Reality takes a complete different shape if we annul all the discourses that have been created by development agents and theorists until now. In this way development is everywhere and underdevelopment is nowhere. An alternative to development, therefore, consists of making present the non-existent produced by the monocultures of knowledge, universal and global, linear time, classification and capitalist productivity, created by the Enlightenment thinking (Gibson – Graham 2005, p.5). In Jarga, for example, development exists. It is place-specific and determined by a mesh of traditional practices and relationships of gifting, borrowing, volunteering, sharing and reciprocated individual and collective work all of which are existent economic practices that have been rendered non-existent (Gibsom – Graham 2005, p. 15-16). An example of sharing is the tihap practice through which rice farmers receive money or fertilizers before or during the land preparation and repay the donor in rice, with interest added in, after the harvest season (Gibson-Graham 2005, p.15). I think it is necessary to change one’s thought pattern in order to see through and thus be able to speak a true word (Freire 1996, p.69) to finally change one’s attitude and behaviour. This transformation represents the essence of development which according to me has not been annulled by post-development theorists. I see a net affinity between those who reject development such as Escobar and those who are searching for alternatives to development such as Gibsom–Graham. Both are actually rejecting imperialistic and universalistic development that has shaped today’s society until now, the so called PWWII development project, and searching for alternatives to it. I think that an alternative to development is the acceptance of the diversity of the world which gives rise to different realities all of which deserve to exist in the way the people create them, that is with their culture, belief, personality, language, religion and way of expressing. I agree with Etounga-Manguelle according to who “a project premised upon a set of values cannot succeed in absence of those values” (Matthews 2007, p.380).
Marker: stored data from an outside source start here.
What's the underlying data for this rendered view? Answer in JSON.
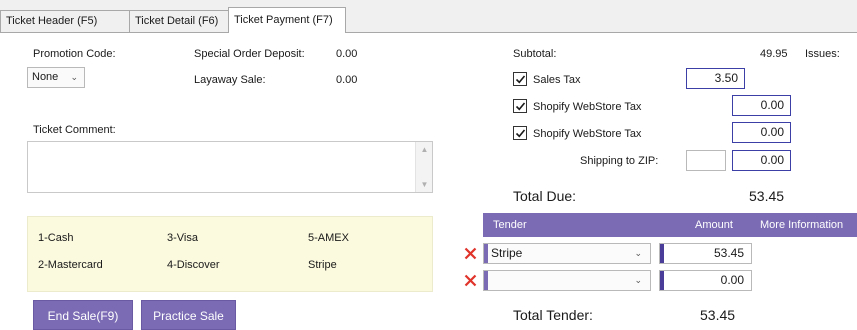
{
  "tabs": [
    {
      "label": "Ticket Header (F5)"
    },
    {
      "label": "Ticket Detail (F6)"
    },
    {
      "label": "Ticket Payment (F7)"
    }
  ],
  "left": {
    "promotion_code_label": "Promotion Code:",
    "promotion_code_value": "None",
    "special_order_deposit_label": "Special Order Deposit:",
    "special_order_deposit_value": "0.00",
    "layaway_sale_label": "Layaway Sale:",
    "layaway_sale_value": "0.00",
    "ticket_comment_label": "Ticket Comment:",
    "ticket_comment_value": "",
    "tender_options": [
      "1-Cash",
      "3-Visa",
      "5-AMEX",
      "2-Mastercard",
      "4-Discover",
      "Stripe"
    ],
    "end_sale_label": "End Sale(F9)",
    "practice_sale_label": "Practice Sale"
  },
  "right": {
    "subtotal_label": "Subtotal:",
    "subtotal_value": "49.95",
    "issues_label": "Issues:",
    "sales_tax_label": "Sales Tax",
    "sales_tax_value": "3.50",
    "shopify_tax_1_label": "Shopify WebStore Tax",
    "shopify_tax_1_value": "0.00",
    "shopify_tax_2_label": "Shopify WebStore Tax",
    "shopify_tax_2_value": "0.00",
    "shipping_label": "Shipping to ZIP:",
    "shipping_zip_value": "",
    "shipping_value": "0.00",
    "total_due_label": "Total Due:",
    "total_due_value": "53.45",
    "tender_header": {
      "tender": "Tender",
      "amount": "Amount",
      "more_info": "More Information"
    },
    "tender_rows": [
      {
        "tender": "Stripe",
        "amount": "53.45"
      },
      {
        "tender": "",
        "amount": "0.00"
      }
    ],
    "total_tender_label": "Total Tender:",
    "total_tender_value": "53.45"
  },
  "colors": {
    "accent": "#7b6bb4",
    "tender_panel_bg": "#fbf9de",
    "remove_x": "#e0332a",
    "input_border": "#3c3fa5"
  }
}
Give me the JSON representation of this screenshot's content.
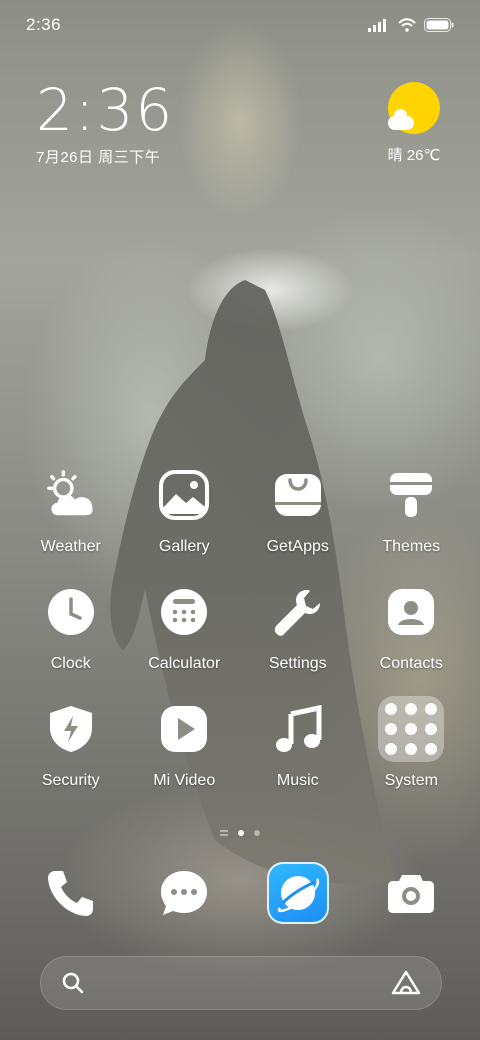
{
  "status_bar": {
    "time": "2:36",
    "signal_icon": "signal-bars-icon",
    "wifi_icon": "wifi-icon",
    "battery_icon": "battery-icon"
  },
  "clock_widget": {
    "time": "2:36",
    "date": "7月26日 周三下午"
  },
  "weather_widget": {
    "icon": "sun-cloud-icon",
    "condition_temp": "晴 26℃",
    "sun_color": "#ffd400"
  },
  "apps": [
    {
      "label": "Weather",
      "icon": "weather-icon"
    },
    {
      "label": "Gallery",
      "icon": "gallery-icon"
    },
    {
      "label": "GetApps",
      "icon": "getapps-icon"
    },
    {
      "label": "Themes",
      "icon": "themes-icon"
    },
    {
      "label": "Clock",
      "icon": "clock-icon"
    },
    {
      "label": "Calculator",
      "icon": "calculator-icon"
    },
    {
      "label": "Settings",
      "icon": "wrench-icon"
    },
    {
      "label": "Contacts",
      "icon": "contacts-icon"
    },
    {
      "label": "Security",
      "icon": "shield-icon"
    },
    {
      "label": "Mi Video",
      "icon": "play-icon"
    },
    {
      "label": "Music",
      "icon": "music-note-icon"
    },
    {
      "label": "System",
      "icon": "folder-icon"
    }
  ],
  "page_indicator": {
    "pages": 2,
    "active_page": 1
  },
  "dock": [
    {
      "icon": "phone-icon"
    },
    {
      "icon": "message-icon"
    },
    {
      "icon": "browser-icon",
      "color": "#1f8ef5"
    },
    {
      "icon": "camera-icon"
    }
  ],
  "search_bar": {
    "left_icon": "search-icon",
    "right_icon": "assistant-icon"
  }
}
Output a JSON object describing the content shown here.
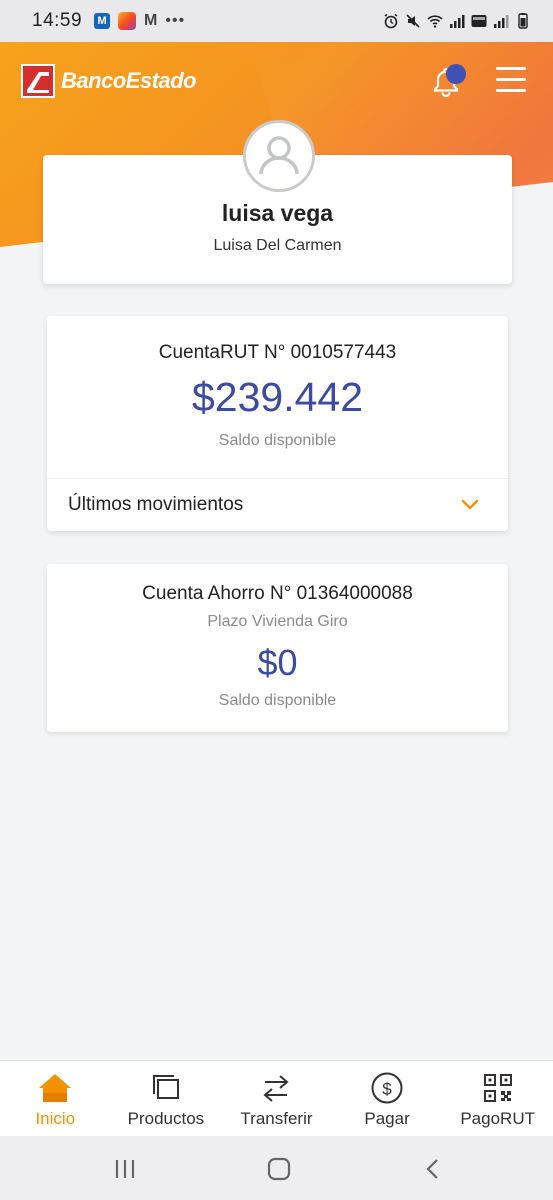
{
  "status_bar": {
    "time": "14:59",
    "left_icons": [
      "mercadopago-icon",
      "photos-icon",
      "gmail-icon",
      "more-dots-icon"
    ],
    "right_icons": [
      "alarm-icon",
      "mute-icon",
      "wifi-icon",
      "signal-icon",
      "volte-icon",
      "signal-icon",
      "battery-icon"
    ],
    "gmail_glyph": "M",
    "dots": "•••"
  },
  "header": {
    "brand": "BancoEstado",
    "icons": [
      "notification-bell-icon",
      "hamburger-menu-icon"
    ],
    "colors": {
      "brand_orange": "#f39200",
      "accent_blue": "#3f51b5"
    }
  },
  "profile": {
    "name": "luisa vega",
    "subtitle": "Luisa Del Carmen",
    "avatar_icon": "user-avatar-icon"
  },
  "accounts": [
    {
      "title": "CuentaRUT N° 0010577443",
      "amount": "$239.442",
      "label": "Saldo disponible",
      "movements_label": "Últimos movimientos",
      "movements_icon": "chevron-down-icon"
    },
    {
      "title": "Cuenta Ahorro N° 01364000088",
      "subtitle": "Plazo Vivienda Giro",
      "amount": "$0",
      "label": "Saldo disponible"
    }
  ],
  "bottom_nav": [
    {
      "label": "Inicio",
      "icon": "home-icon",
      "active": true
    },
    {
      "label": "Productos",
      "icon": "products-icon",
      "active": false
    },
    {
      "label": "Transferir",
      "icon": "transfer-icon",
      "active": false
    },
    {
      "label": "Pagar",
      "icon": "pay-icon",
      "active": false
    },
    {
      "label": "PagoRUT",
      "icon": "qr-code-icon",
      "active": false
    }
  ],
  "system_nav": [
    "recent-apps-icon",
    "home-button-icon",
    "back-icon"
  ]
}
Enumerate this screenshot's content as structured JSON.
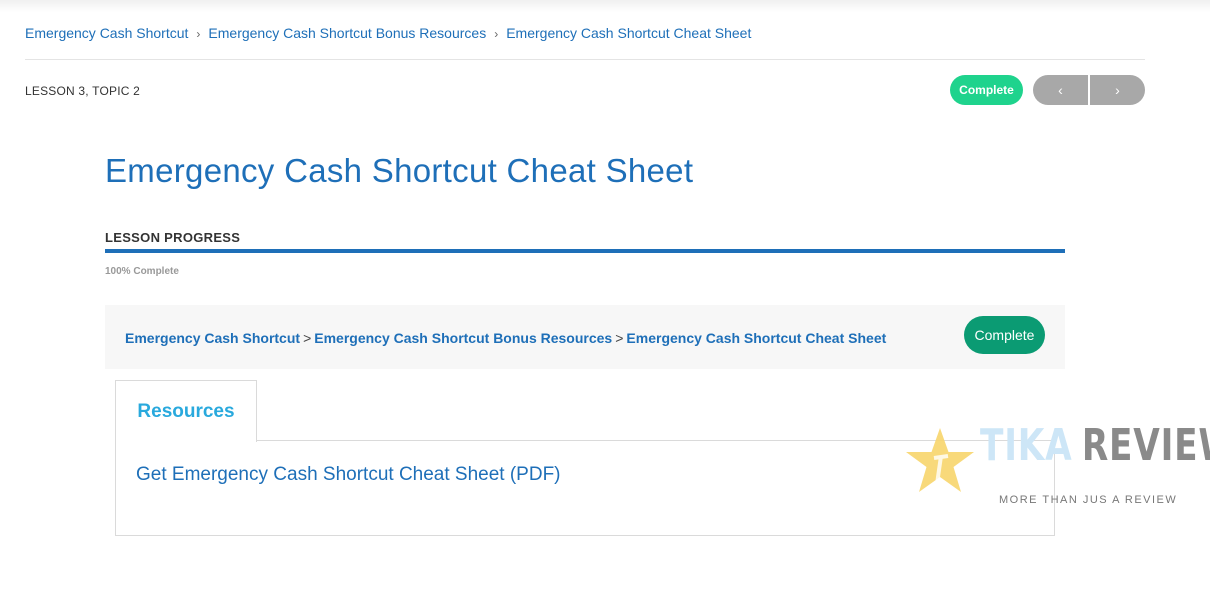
{
  "breadcrumb": {
    "items": [
      "Emergency Cash Shortcut",
      "Emergency Cash Shortcut Bonus Resources",
      "Emergency Cash Shortcut Cheat Sheet"
    ],
    "separator": "›"
  },
  "header": {
    "lesson_label": "LESSON 3, TOPIC 2",
    "complete_label": "Complete",
    "prev_label": "‹",
    "next_label": "›"
  },
  "page": {
    "title": "Emergency Cash Shortcut Cheat Sheet"
  },
  "progress": {
    "heading": "LESSON PROGRESS",
    "percent": 100,
    "text": "100% Complete"
  },
  "trail": {
    "items": [
      "Emergency Cash Shortcut",
      "Emergency Cash Shortcut Bonus Resources",
      "Emergency Cash Shortcut Cheat Sheet"
    ],
    "separator": ">",
    "complete_label": "Complete"
  },
  "tabs": {
    "active_label": "Resources",
    "resource_link": "Get Emergency Cash Shortcut Cheat Sheet (PDF)"
  },
  "watermark": {
    "brand_a": "TIKA",
    "brand_b": "REVIEW",
    "tagline": "MORE THAN JUS A REVIEW"
  },
  "colors": {
    "link_blue": "#1e6fb8",
    "complete_green": "#1fd38d",
    "complete_dark": "#0b9b73",
    "tab_blue": "#29a9dd",
    "nav_gray": "#a8a8a8",
    "star_yellow": "#f7d56b"
  },
  "icons": {
    "prev": "chevron-left-icon",
    "next": "chevron-right-icon",
    "watermark": "star-icon"
  }
}
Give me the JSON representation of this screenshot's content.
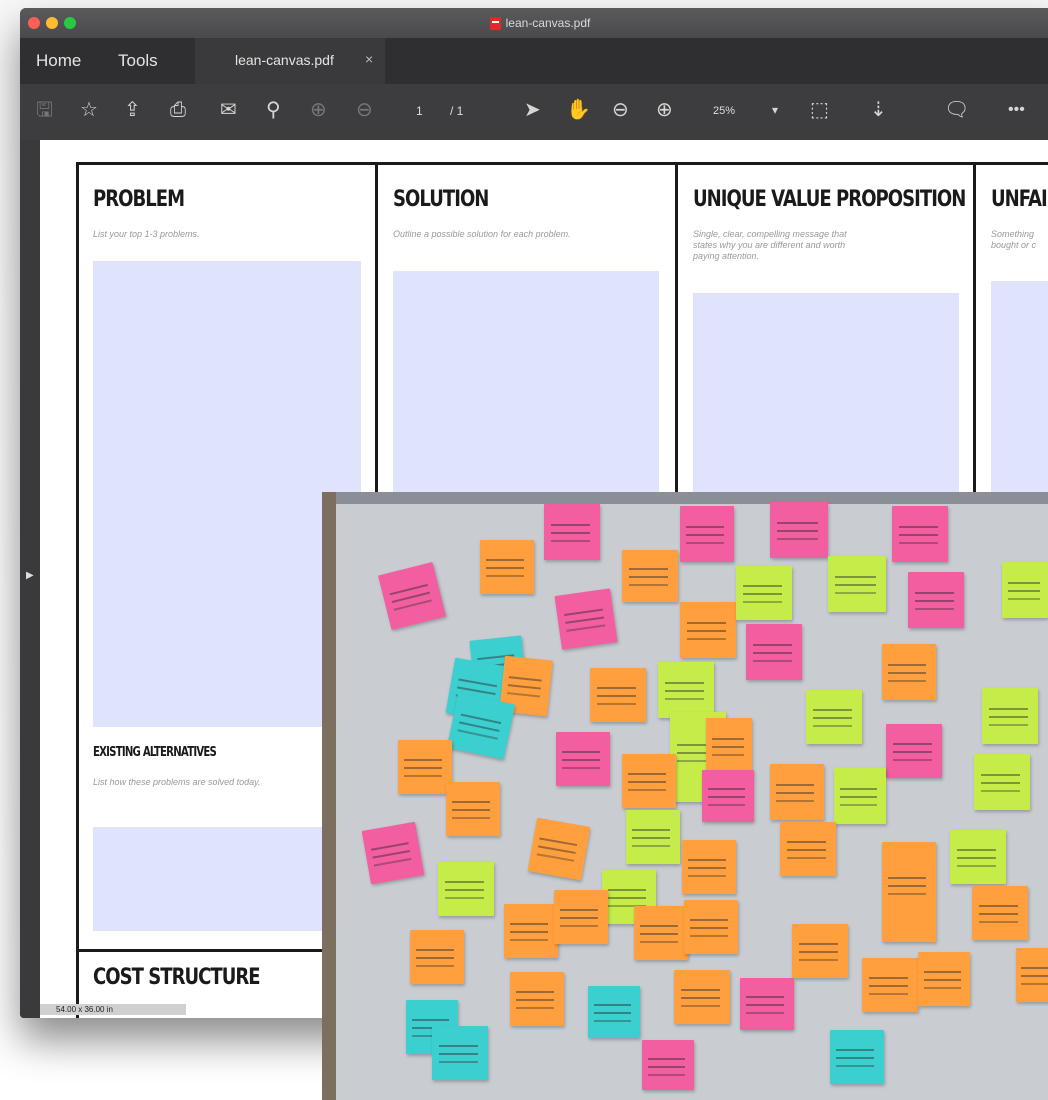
{
  "window": {
    "title": "lean-canvas.pdf"
  },
  "tabs": {
    "home": "Home",
    "tools": "Tools",
    "document": "lean-canvas.pdf",
    "close": "×"
  },
  "toolbar": {
    "page_current": "1",
    "page_total": "/ 1",
    "zoom": "25%"
  },
  "canvas": {
    "problem": {
      "title": "PROBLEM",
      "subtitle": "List your top 1-3 problems."
    },
    "solution": {
      "title": "SOLUTION",
      "subtitle": "Outline a possible solution for each problem."
    },
    "uvp": {
      "title": "UNIQUE VALUE PROPOSITION",
      "subtitle": "Single, clear, compelling message that states why you are different and worth paying attention."
    },
    "unfair": {
      "title": "UNFAI",
      "subtitle": "Something bought or c"
    },
    "alternatives": {
      "title": "EXISTING ALTERNATIVES",
      "subtitle": "List how these problems are solved today."
    },
    "cost": {
      "title": "COST STRUCTURE"
    }
  },
  "status": {
    "page_size": "54.00 x 36.00 in"
  },
  "colors": {
    "note_pink": "#f25ea0",
    "note_orange": "#ff9f3d",
    "note_green": "#c6ec4a",
    "note_cyan": "#3ccfd0",
    "canvas_blue": "#dfe3fb"
  }
}
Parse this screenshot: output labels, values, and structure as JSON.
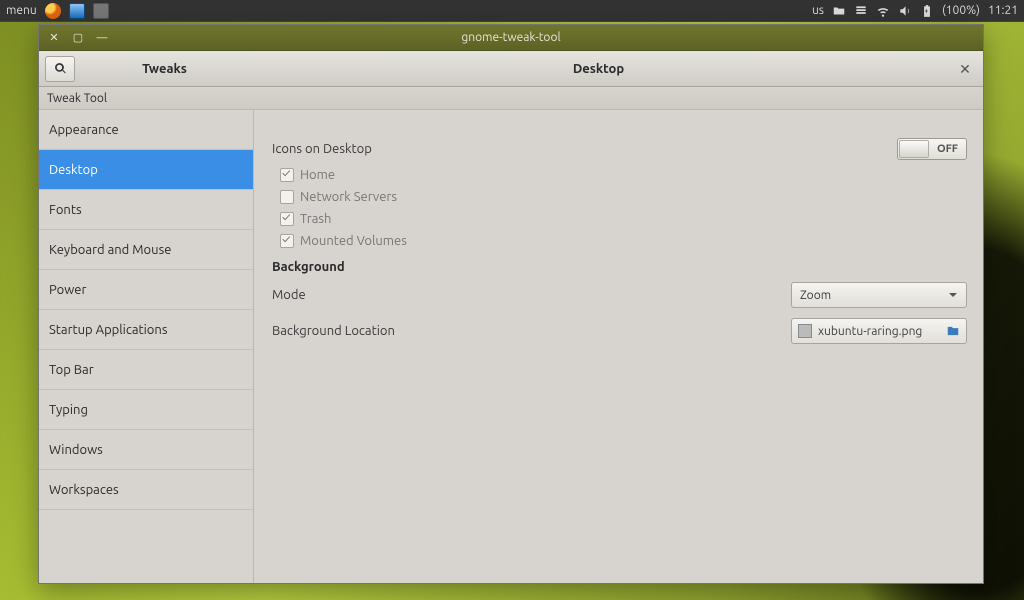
{
  "panel": {
    "menu_label": "menu",
    "keyboard_layout": "us",
    "battery": "(100%)",
    "clock": "11:21"
  },
  "window": {
    "title": "gnome-tweak-tool",
    "app_title": "Tweaks",
    "page_title": "Desktop",
    "tool_label": "Tweak Tool"
  },
  "sidebar": {
    "items": [
      {
        "label": "Appearance"
      },
      {
        "label": "Desktop"
      },
      {
        "label": "Fonts"
      },
      {
        "label": "Keyboard and Mouse"
      },
      {
        "label": "Power"
      },
      {
        "label": "Startup Applications"
      },
      {
        "label": "Top Bar"
      },
      {
        "label": "Typing"
      },
      {
        "label": "Windows"
      },
      {
        "label": "Workspaces"
      }
    ],
    "selected": 1
  },
  "content": {
    "icons_heading": "Icons on Desktop",
    "icons_switch": "OFF",
    "icon_opts": {
      "home": {
        "label": "Home",
        "checked": true
      },
      "network": {
        "label": "Network Servers",
        "checked": false
      },
      "trash": {
        "label": "Trash",
        "checked": true
      },
      "mounted": {
        "label": "Mounted Volumes",
        "checked": true
      }
    },
    "background_heading": "Background",
    "mode_label": "Mode",
    "mode_value": "Zoom",
    "location_label": "Background Location",
    "location_file": "xubuntu-raring.png"
  }
}
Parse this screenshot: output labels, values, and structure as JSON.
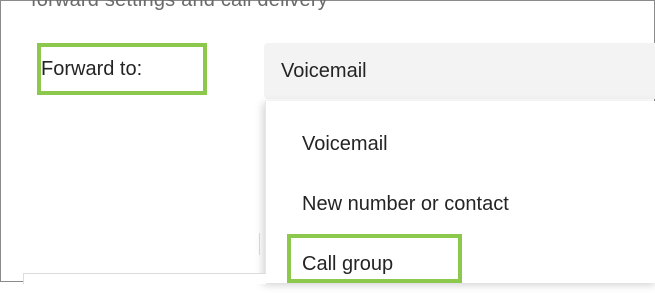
{
  "form": {
    "cut_off_text": "forward settings and call delivery",
    "forward_label": "Forward to:",
    "selected_option": "Voicemail"
  },
  "dropdown": {
    "options": [
      {
        "label": "Voicemail"
      },
      {
        "label": "New number or contact"
      },
      {
        "label": "Call group"
      }
    ]
  },
  "colors": {
    "highlight": "#8cc84b",
    "field_background": "#f3f3f3",
    "text": "#242424"
  }
}
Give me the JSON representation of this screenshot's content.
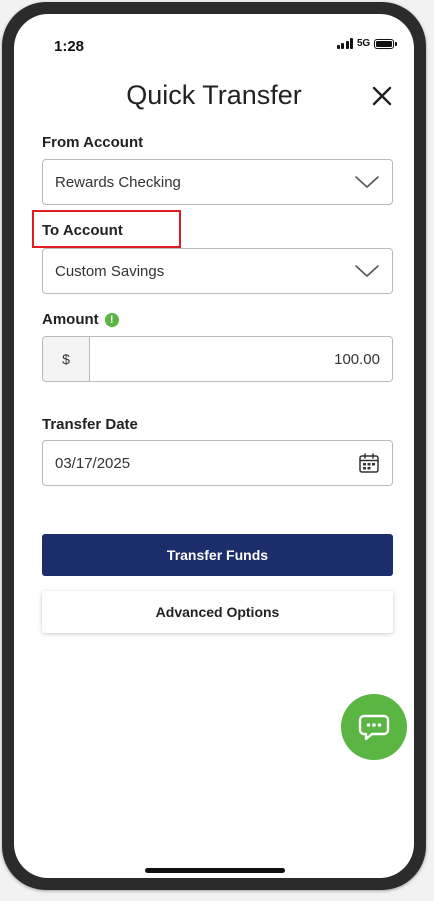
{
  "status_bar": {
    "time": "1:28",
    "network": "5G",
    "network_icon": "signal-bars-icon",
    "battery_icon": "battery-icon"
  },
  "header": {
    "title": "Quick Transfer",
    "close_icon": "close-icon"
  },
  "form": {
    "from_account": {
      "label": "From Account",
      "value": "Rewards Checking",
      "icon": "chevron-down-icon"
    },
    "to_account": {
      "label": "To Account",
      "value": "Custom Savings",
      "icon": "chevron-down-icon",
      "highlight_color": "#e01b24"
    },
    "amount": {
      "label": "Amount",
      "info_icon": "info-icon",
      "info_glyph": "!",
      "currency_symbol": "$",
      "value": "100.00"
    },
    "transfer_date": {
      "label": "Transfer Date",
      "value": "03/17/2025",
      "icon": "calendar-icon"
    }
  },
  "actions": {
    "primary_label": "Transfer Funds",
    "secondary_label": "Advanced Options"
  },
  "chat": {
    "icon": "chat-bubble-icon"
  },
  "colors": {
    "primary_button": "#1b2d6b",
    "accent_green": "#5bb543",
    "highlight_red": "#e01b24"
  }
}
If we change our thought pattern we transmogrify our reality that is dualism into pluralism, homogeneity into heterogeneity, poverty into wealth. As a result, poverty can be a resource rather than a deficit (Max Neef 1982, 1991; Chambers, 1983 in Pieterse 2000, p.177). Changing our thought pattern means fighting the concept of orientalism, namely western representations of southern cultures (McEwan 2009, p.60). This makes reality more human and less inhuman. “Culturally perceived poverty need not be real material poverty: subsistence economies which serve basic needs through self-provisioning are not poor in the sense of being deprived” (Shiva V, 1998b, 10 in Pieterse 2000, p.177). If poverty is only a construct of the mind created by planners and development actomaniacs who “give the uniformed public the distorted impression of how the world’s impoverished are living their deprivations by presenting them as incapable of doing anything intelligent by themselves” (Rahnema 1992, 169 in Pieterse 2000, p.177) then the realisation of this fact automatically changes development and thus reality. We then eliminate the concept of poverty in our mind and start looking at people for who they believe they are, namely rich and wise rather than poor and ignorant. The annulment of development is the abandonment of previous mind construct. We shall therefore stop referring to it as development and accept reality for what is rather than for what should be or what it is not. Discourse power has created a farce condemning indigenous populations to near extinction, firstly making them think of themselves as inferior, underdeveloped and ignorant and secondly presenting them to the world as the ‘illiterate’, ‘malnourished’, ‘small farmers’, all of which are abnormalities created by development discourse aimed later to be treated and reformed (Escobar 1997, p.92). As a result, it seems to me as if development has been created intentionally in order to “underdevelop” people, namely taking away their dignity as human beings.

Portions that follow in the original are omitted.